暑さへの耐性がついていない人が、長時間作業を行うと、熱中症のリスクが高まります。身体への負荷が大きく、最悪の場合は死に至ってしまうこともあります。また、通気性の悪い衣服を着用する作業は、汗をかいても体温を下げる効果が期待できないため、熱中症にかかりやすくなります。

予防法は?

まず、高温多湿な環境下での長時間、連続の作業は危険です。休憩を定期的に取り水分補給をしましょう。また、脱水症状を防ぐためにも、十分な水分や塩分を摂取したのかを確認する表を作成して、作業員の体調管理を徹底します。摂取の目安に関しては、身体作業強度等に応じたWBGT(※)基準値表を参照してください。
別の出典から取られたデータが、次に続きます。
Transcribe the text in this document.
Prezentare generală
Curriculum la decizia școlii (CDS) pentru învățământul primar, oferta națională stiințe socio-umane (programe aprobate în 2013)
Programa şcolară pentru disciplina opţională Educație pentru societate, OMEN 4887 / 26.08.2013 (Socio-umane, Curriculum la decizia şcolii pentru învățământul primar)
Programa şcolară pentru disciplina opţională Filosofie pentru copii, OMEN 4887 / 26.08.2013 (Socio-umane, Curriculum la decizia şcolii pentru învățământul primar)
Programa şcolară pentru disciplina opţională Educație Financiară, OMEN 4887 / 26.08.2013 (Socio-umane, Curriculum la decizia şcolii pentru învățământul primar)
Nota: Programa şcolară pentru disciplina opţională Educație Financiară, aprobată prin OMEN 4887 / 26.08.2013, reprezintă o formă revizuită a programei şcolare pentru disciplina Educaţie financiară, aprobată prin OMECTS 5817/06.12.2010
(※)WBGT(Wet Bulb Globe Temperature)とは、熱中症予防を目的として使われる暑さ指数のこと。

熱中症になりやすい健康状態

どれだけ暑い環境下での作業に慣れていても、体調不良時には注意が必要です。前日にお酒を大量に飲んでいる、朝食を抜いている、寝不足な状態は熱中症になりやすい状態です。また、暑さの耐性には個人差がありますが、肥満傾向の人は熱中症のリスクが高まります。

予防法は?

まずは、作業開始前に作業者の健康状態確認を徹底しましょう。また、作業中の健康状態に留意し、定期的に体調を確認することも大切です。さらに、体調不良を訴えたり、相談しやすい職場環境を整えていくことも忘れてはなりません。そのためにも普段から、現場の監督者が責任を持って作業者に接することを心掛けてください。

作業員の熱中症予防に役立つIoT

熱中症には様々な予防方法があるものの、難しいのが自覚症状がなかなか出ないことです。予防方法がわかっていても自覚症状がなければ対応前に熱中症にかかってしまうのです。

そこで近年注目されているのが、IoTを活用した熱中症予防です。では、熱中症を未然に防ぐために活用できるセンサーには、どのような種類があるのでしょうか。また、取得できた様々なデータはどのようにして活用されるのかも気になりますよね。そういったことを踏まえて、熱中症対策に役立つIoTの魅力に迫ります。

熱中症危険度を察知する様々なデータ

熱中症の危険度を察知する際、IoTでは様々なデータを取得します。一般的に、熱中症で使われているデータは以下のようなものがあります。

  • 体温
  • 脈拍
  • 体内水分量
  • 気温
  • 湿度
  • 周辺の熱環境

また、これらのデータを取得するために、

  • パルスセンサー
  • 発汗センサー
  • 気圧センサー
  • 温湿度センサー
  • 加速度センサー

など、様々なセンサーを活用します。

熱中症予防で重要となるのはデータのリアルタイム性なので、センサーは作業員の手首に装着するリストバンド型やシャツに取り付ける形のものなど、作業中でも常時データを収集できる”ウェアラブル”なデバイスに搭載されることが多くなっています。

管理者にいち早くアラートを

センサーから取得した情報は、ただ右から左へとアラートを飛ばすわけではありません。ウェアラブルデバイスなどIoT機器で測定したデータを一度クラウドに集約して分析することで初めて、熱中症危険度がわかるようなデータになり、熱中症を予防する対応に繋げることができます。

熱中症の危険度を評価するアルゴリズムの種類は様々ですが、分析のスピードと継続性が重要です。作業員が作業している最中にリアルタイムなアラートができなくては手遅れになるからです。

また、危険度を通知しても肝心の管理者が気付かないのでは意味がありません。タイムロスを防ぐためにも、管理者だけでなく本人にも同時に通知を行います。通知を複数人に行うことで、周囲が素早くサポートすることも可能になります。

まとめ

熱中症により作業員が倒れてしまうと、工期の遅れが生じてしまうだけでなく、安全管理を怠ったとして企業の責任問題を問われることもあります。何よりも、一緒に働く仲間には健康であってほしいものです。

熱中症対策には様々な方法が考えられ、今までも様々な対策が講じられてきました。しかし、より効率的に確実に職場環境を整えていく際に、IoTが頼もしいサポート役となってきています。夏恒例の課題として熱中症が挙がってきている場合、一度検討してみるのも良いかもしれません。